Christian Kracht's Imperium uses the outlandish details of Engelhardt's life to craft a fable about the allure of extremism and its fundamental foolishness. Engelhardt is at once a sympathetic outsider—mocked, misunderstood, physically assaulted—and a rigid ideologue, and his misguided notions of purity and his spiral into madness presage the horrors of the mid-twentieth century.

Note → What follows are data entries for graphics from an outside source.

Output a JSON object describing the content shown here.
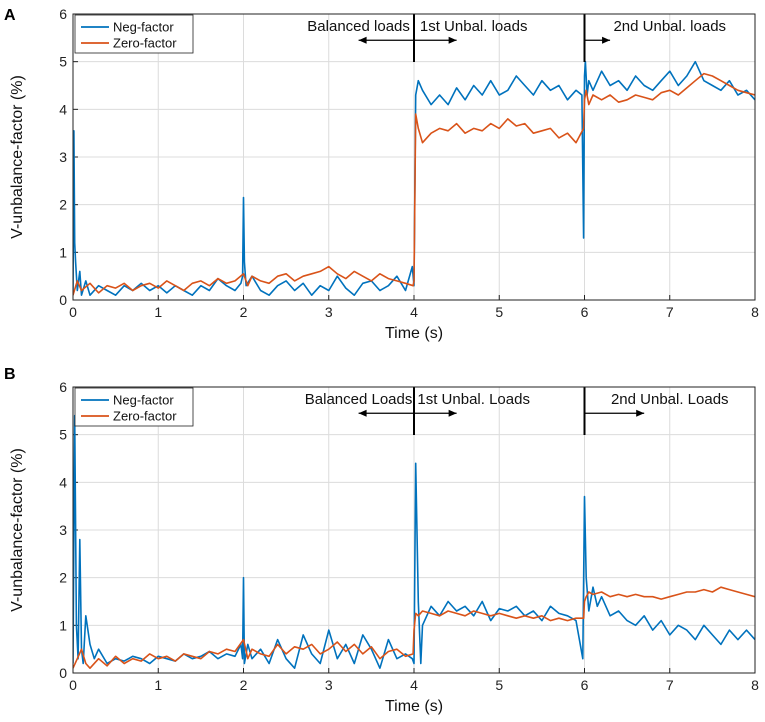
{
  "chart_data": [
    {
      "panel": "A",
      "type": "line",
      "xlabel": "Time (s)",
      "ylabel": "V-unbalance-factor (%)",
      "xlim": [
        0,
        8
      ],
      "ylim": [
        0,
        6
      ],
      "xticks": [
        "0",
        "1",
        "2",
        "3",
        "4",
        "5",
        "6",
        "7",
        "8"
      ],
      "yticks": [
        "0",
        "1",
        "2",
        "3",
        "4",
        "5",
        "6"
      ],
      "grid": true,
      "legend_position": "top-left",
      "annotations": [
        {
          "text": "Balanced loads",
          "x": 3.35
        },
        {
          "text": "1st Unbal. loads",
          "x": 4.7
        },
        {
          "text": "2nd Unbal. loads",
          "x": 7.0
        }
      ],
      "arrows": [
        {
          "from": 4.0,
          "to": 3.35,
          "y": 5.45
        },
        {
          "from": 4.0,
          "to": 4.5,
          "y": 5.45
        },
        {
          "from": 6.0,
          "to": 6.3,
          "y": 5.45
        }
      ],
      "dividers": [
        4.0,
        6.0
      ],
      "series": [
        {
          "name": "Neg-factor",
          "color": "#0072BD",
          "x": [
            0,
            0.01,
            0.02,
            0.03,
            0.05,
            0.08,
            0.1,
            0.15,
            0.2,
            0.3,
            0.4,
            0.5,
            0.6,
            0.7,
            0.8,
            0.9,
            1.0,
            1.1,
            1.2,
            1.3,
            1.4,
            1.5,
            1.6,
            1.7,
            1.8,
            1.9,
            1.97,
            1.99,
            2.0,
            2.01,
            2.03,
            2.1,
            2.2,
            2.3,
            2.4,
            2.5,
            2.6,
            2.7,
            2.8,
            2.9,
            3.0,
            3.1,
            3.2,
            3.3,
            3.4,
            3.5,
            3.6,
            3.7,
            3.8,
            3.9,
            3.98,
            4.0,
            4.02,
            4.05,
            4.1,
            4.2,
            4.3,
            4.4,
            4.5,
            4.6,
            4.7,
            4.8,
            4.9,
            5.0,
            5.1,
            5.2,
            5.3,
            5.4,
            5.5,
            5.6,
            5.7,
            5.8,
            5.9,
            5.97,
            5.99,
            6.0,
            6.01,
            6.03,
            6.05,
            6.1,
            6.2,
            6.3,
            6.4,
            6.5,
            6.6,
            6.7,
            6.8,
            6.9,
            7.0,
            7.1,
            7.2,
            7.3,
            7.4,
            7.5,
            7.6,
            7.7,
            7.8,
            7.9,
            8.0
          ],
          "values": [
            0.1,
            3.55,
            1.2,
            0.8,
            0.2,
            0.6,
            0.1,
            0.4,
            0.1,
            0.3,
            0.2,
            0.1,
            0.3,
            0.2,
            0.35,
            0.2,
            0.3,
            0.15,
            0.3,
            0.2,
            0.1,
            0.3,
            0.2,
            0.45,
            0.3,
            0.2,
            0.35,
            0.5,
            2.15,
            0.8,
            0.3,
            0.5,
            0.2,
            0.1,
            0.3,
            0.4,
            0.2,
            0.35,
            0.1,
            0.3,
            0.2,
            0.5,
            0.25,
            0.1,
            0.35,
            0.4,
            0.2,
            0.3,
            0.5,
            0.2,
            0.7,
            0.3,
            4.3,
            4.6,
            4.4,
            4.1,
            4.3,
            4.1,
            4.45,
            4.2,
            4.5,
            4.3,
            4.6,
            4.3,
            4.4,
            4.7,
            4.5,
            4.3,
            4.6,
            4.4,
            4.5,
            4.2,
            4.4,
            4.3,
            1.3,
            4.7,
            5.0,
            4.3,
            4.6,
            4.4,
            4.8,
            4.5,
            4.6,
            4.4,
            4.7,
            4.5,
            4.4,
            4.6,
            4.8,
            4.5,
            4.7,
            5.0,
            4.6,
            4.5,
            4.4,
            4.6,
            4.3,
            4.4,
            4.2
          ]
        },
        {
          "name": "Zero-factor",
          "color": "#D95319",
          "x": [
            0,
            0.05,
            0.1,
            0.2,
            0.3,
            0.4,
            0.5,
            0.6,
            0.7,
            0.8,
            0.9,
            1.0,
            1.1,
            1.2,
            1.3,
            1.4,
            1.5,
            1.6,
            1.7,
            1.8,
            1.9,
            2.0,
            2.05,
            2.1,
            2.2,
            2.3,
            2.4,
            2.5,
            2.6,
            2.7,
            2.8,
            2.9,
            3.0,
            3.1,
            3.2,
            3.3,
            3.4,
            3.5,
            3.6,
            3.7,
            3.8,
            3.9,
            3.99,
            4.0,
            4.02,
            4.05,
            4.1,
            4.2,
            4.3,
            4.4,
            4.5,
            4.6,
            4.7,
            4.8,
            4.9,
            5.0,
            5.1,
            5.2,
            5.3,
            5.4,
            5.5,
            5.6,
            5.7,
            5.8,
            5.9,
            5.99,
            6.0,
            6.02,
            6.05,
            6.1,
            6.2,
            6.3,
            6.4,
            6.5,
            6.6,
            6.7,
            6.8,
            6.9,
            7.0,
            7.1,
            7.2,
            7.3,
            7.4,
            7.5,
            7.6,
            7.7,
            7.8,
            7.9,
            8.0
          ],
          "values": [
            0.1,
            0.4,
            0.2,
            0.35,
            0.15,
            0.3,
            0.25,
            0.35,
            0.2,
            0.3,
            0.35,
            0.25,
            0.4,
            0.3,
            0.2,
            0.35,
            0.4,
            0.3,
            0.45,
            0.35,
            0.4,
            0.55,
            0.3,
            0.5,
            0.4,
            0.35,
            0.5,
            0.55,
            0.4,
            0.5,
            0.55,
            0.6,
            0.7,
            0.55,
            0.45,
            0.6,
            0.5,
            0.4,
            0.55,
            0.45,
            0.4,
            0.35,
            0.3,
            0.4,
            3.9,
            3.6,
            3.3,
            3.5,
            3.6,
            3.55,
            3.7,
            3.5,
            3.6,
            3.55,
            3.7,
            3.6,
            3.8,
            3.65,
            3.7,
            3.5,
            3.55,
            3.6,
            3.4,
            3.5,
            3.3,
            3.6,
            4.2,
            4.4,
            4.1,
            4.3,
            4.2,
            4.3,
            4.15,
            4.2,
            4.3,
            4.25,
            4.2,
            4.35,
            4.4,
            4.3,
            4.45,
            4.6,
            4.75,
            4.7,
            4.6,
            4.5,
            4.4,
            4.35,
            4.3
          ]
        }
      ]
    },
    {
      "panel": "B",
      "type": "line",
      "xlabel": "Time (s)",
      "ylabel": "V-unbalance-factor (%)",
      "xlim": [
        0,
        8
      ],
      "ylim": [
        0,
        6
      ],
      "xticks": [
        "0",
        "1",
        "2",
        "3",
        "4",
        "5",
        "6",
        "7",
        "8"
      ],
      "yticks": [
        "0",
        "1",
        "2",
        "3",
        "4",
        "5",
        "6"
      ],
      "grid": true,
      "legend_position": "top-left",
      "annotations": [
        {
          "text": "Balanced Loads",
          "x": 3.35
        },
        {
          "text": "1st Unbal. Loads",
          "x": 4.7
        },
        {
          "text": "2nd Unbal. Loads",
          "x": 7.0
        }
      ],
      "arrows": [
        {
          "from": 4.0,
          "to": 3.35,
          "y": 5.45
        },
        {
          "from": 4.0,
          "to": 4.5,
          "y": 5.45
        },
        {
          "from": 6.0,
          "to": 6.7,
          "y": 5.45
        }
      ],
      "dividers": [
        4.0,
        6.0
      ],
      "series": [
        {
          "name": "Neg-factor",
          "color": "#0072BD",
          "x": [
            0,
            0.02,
            0.04,
            0.06,
            0.08,
            0.1,
            0.12,
            0.15,
            0.2,
            0.25,
            0.3,
            0.4,
            0.5,
            0.6,
            0.7,
            0.8,
            0.9,
            1.0,
            1.1,
            1.2,
            1.3,
            1.4,
            1.5,
            1.6,
            1.7,
            1.8,
            1.9,
            1.97,
            1.99,
            2.0,
            2.01,
            2.05,
            2.1,
            2.2,
            2.3,
            2.4,
            2.5,
            2.6,
            2.7,
            2.8,
            2.9,
            3.0,
            3.1,
            3.2,
            3.3,
            3.4,
            3.5,
            3.6,
            3.7,
            3.8,
            3.9,
            3.98,
            4.0,
            4.02,
            4.05,
            4.08,
            4.1,
            4.2,
            4.3,
            4.4,
            4.5,
            4.6,
            4.7,
            4.8,
            4.9,
            5.0,
            5.1,
            5.2,
            5.3,
            5.4,
            5.5,
            5.6,
            5.7,
            5.8,
            5.9,
            5.98,
            6.0,
            6.02,
            6.05,
            6.1,
            6.15,
            6.2,
            6.3,
            6.4,
            6.5,
            6.6,
            6.7,
            6.8,
            6.9,
            7.0,
            7.1,
            7.2,
            7.3,
            7.4,
            7.5,
            7.6,
            7.7,
            7.8,
            7.9,
            8.0
          ],
          "values": [
            0.2,
            5.4,
            1.0,
            0.3,
            2.8,
            0.5,
            0.2,
            1.2,
            0.6,
            0.3,
            0.5,
            0.2,
            0.3,
            0.25,
            0.35,
            0.3,
            0.2,
            0.35,
            0.3,
            0.25,
            0.4,
            0.3,
            0.35,
            0.45,
            0.3,
            0.4,
            0.35,
            0.6,
            0.3,
            2.0,
            0.2,
            0.6,
            0.3,
            0.5,
            0.2,
            0.7,
            0.3,
            0.1,
            0.8,
            0.4,
            0.2,
            0.9,
            0.3,
            0.6,
            0.2,
            0.8,
            0.5,
            0.1,
            0.7,
            0.3,
            0.4,
            0.3,
            0.2,
            4.4,
            1.5,
            0.2,
            1.0,
            1.4,
            1.2,
            1.5,
            1.3,
            1.4,
            1.2,
            1.5,
            1.1,
            1.35,
            1.3,
            1.4,
            1.2,
            1.3,
            1.1,
            1.4,
            1.25,
            1.2,
            1.1,
            0.3,
            3.7,
            2.0,
            1.3,
            1.8,
            1.4,
            1.6,
            1.2,
            1.3,
            1.1,
            1.0,
            1.2,
            0.9,
            1.1,
            0.8,
            1.0,
            0.9,
            0.7,
            1.0,
            0.8,
            0.6,
            0.9,
            0.7,
            0.9,
            0.7
          ]
        },
        {
          "name": "Zero-factor",
          "color": "#D95319",
          "x": [
            0,
            0.05,
            0.1,
            0.15,
            0.2,
            0.3,
            0.4,
            0.5,
            0.6,
            0.7,
            0.8,
            0.9,
            1.0,
            1.1,
            1.2,
            1.3,
            1.4,
            1.5,
            1.6,
            1.7,
            1.8,
            1.9,
            2.0,
            2.05,
            2.1,
            2.2,
            2.3,
            2.4,
            2.5,
            2.6,
            2.7,
            2.8,
            2.9,
            3.0,
            3.1,
            3.2,
            3.3,
            3.4,
            3.5,
            3.6,
            3.7,
            3.8,
            3.9,
            3.99,
            4.0,
            4.02,
            4.05,
            4.1,
            4.2,
            4.3,
            4.4,
            4.5,
            4.6,
            4.7,
            4.8,
            4.9,
            5.0,
            5.1,
            5.2,
            5.3,
            5.4,
            5.5,
            5.6,
            5.7,
            5.8,
            5.9,
            5.99,
            6.0,
            6.02,
            6.05,
            6.1,
            6.2,
            6.3,
            6.4,
            6.5,
            6.6,
            6.7,
            6.8,
            6.9,
            7.0,
            7.1,
            7.2,
            7.3,
            7.4,
            7.5,
            7.6,
            7.7,
            7.8,
            7.9,
            8.0
          ],
          "values": [
            0.1,
            0.3,
            0.5,
            0.2,
            0.1,
            0.3,
            0.15,
            0.35,
            0.2,
            0.3,
            0.25,
            0.4,
            0.3,
            0.35,
            0.25,
            0.4,
            0.35,
            0.3,
            0.45,
            0.4,
            0.5,
            0.45,
            0.7,
            0.3,
            0.5,
            0.4,
            0.35,
            0.6,
            0.4,
            0.55,
            0.5,
            0.6,
            0.4,
            0.5,
            0.65,
            0.45,
            0.6,
            0.4,
            0.55,
            0.3,
            0.45,
            0.5,
            0.35,
            0.4,
            0.9,
            1.25,
            1.2,
            1.3,
            1.25,
            1.2,
            1.3,
            1.25,
            1.2,
            1.3,
            1.25,
            1.2,
            1.25,
            1.2,
            1.15,
            1.2,
            1.15,
            1.2,
            1.1,
            1.15,
            1.1,
            1.15,
            1.15,
            1.5,
            1.6,
            1.7,
            1.65,
            1.7,
            1.6,
            1.65,
            1.6,
            1.65,
            1.6,
            1.6,
            1.55,
            1.6,
            1.65,
            1.7,
            1.7,
            1.75,
            1.7,
            1.8,
            1.75,
            1.7,
            1.65,
            1.6
          ]
        }
      ]
    }
  ]
}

Playing with the tropes of classic adventure tales like Treasure Island and Robinson Crusoe, Kracht's novel, an international bestseller, is funny, bizarre, shocking, and poignant—sometimes all on the same page. His allusions are misleading, his historical time lines are twisted, his narrator is unreliable—and the result is a novel that is also a mirror cabinet and a maze pitted with trapdoors. Both a provocative satire and a serious meditation on the fragility and audacity of human activity, Imperium is impossible to categorize, and utterly unlike anything you've read before.
PUBLISHERS WEEKLY
Kracht's fascinating tale is an impressionistic portrait of a thumb-sucking, mad-for-coconuts German nudist. Set during the early 20th century and based on a real historical figure, the novel opens on a ship headed to the far-flung protectorate of New Pomerania in German New Guinea. Onboard is the shy, idealistic young August Engelhardt, who looks in horror at his "sallow, bristly, vulgar" countrymen as they gorge on heavy meals on deck. Disgusted by German society and its voracious appetite for meat and money, the vegetarian Engelhardt starts a coconut plantation on the remote South Seas island of Kabakon. There he subsists entirely on the "luscious, ingenious fruit," worships the sun sans clothes, and welcomes adherents to join his soul-cleansing retreat. Before descending into madness and revising his diet in a particularly ghoulish way, the lonely and loveless cocovore is repeatedly duped by con men, fakirs, and sensualists who profess to share his ascetic ideals but leave him more isolated than ever. Alternately languid and feverish, the narrative is as nutty as Engelhardt's prized foodstuff. The story bounces around in time, shifts in tone from philosophical to suspenseful to slapstick, features cameos from peculiar historical figures (such as the American inventor of Vegemite spread), and periodically widens its scope to consider the menacing rise of Nazism. Though Kracht, whose books have been translated into more than 25 languages, occasionally flaunts his research and succumbs to an overwrought style, he inventively captures the period's zeitgeist through one incurable eccentric.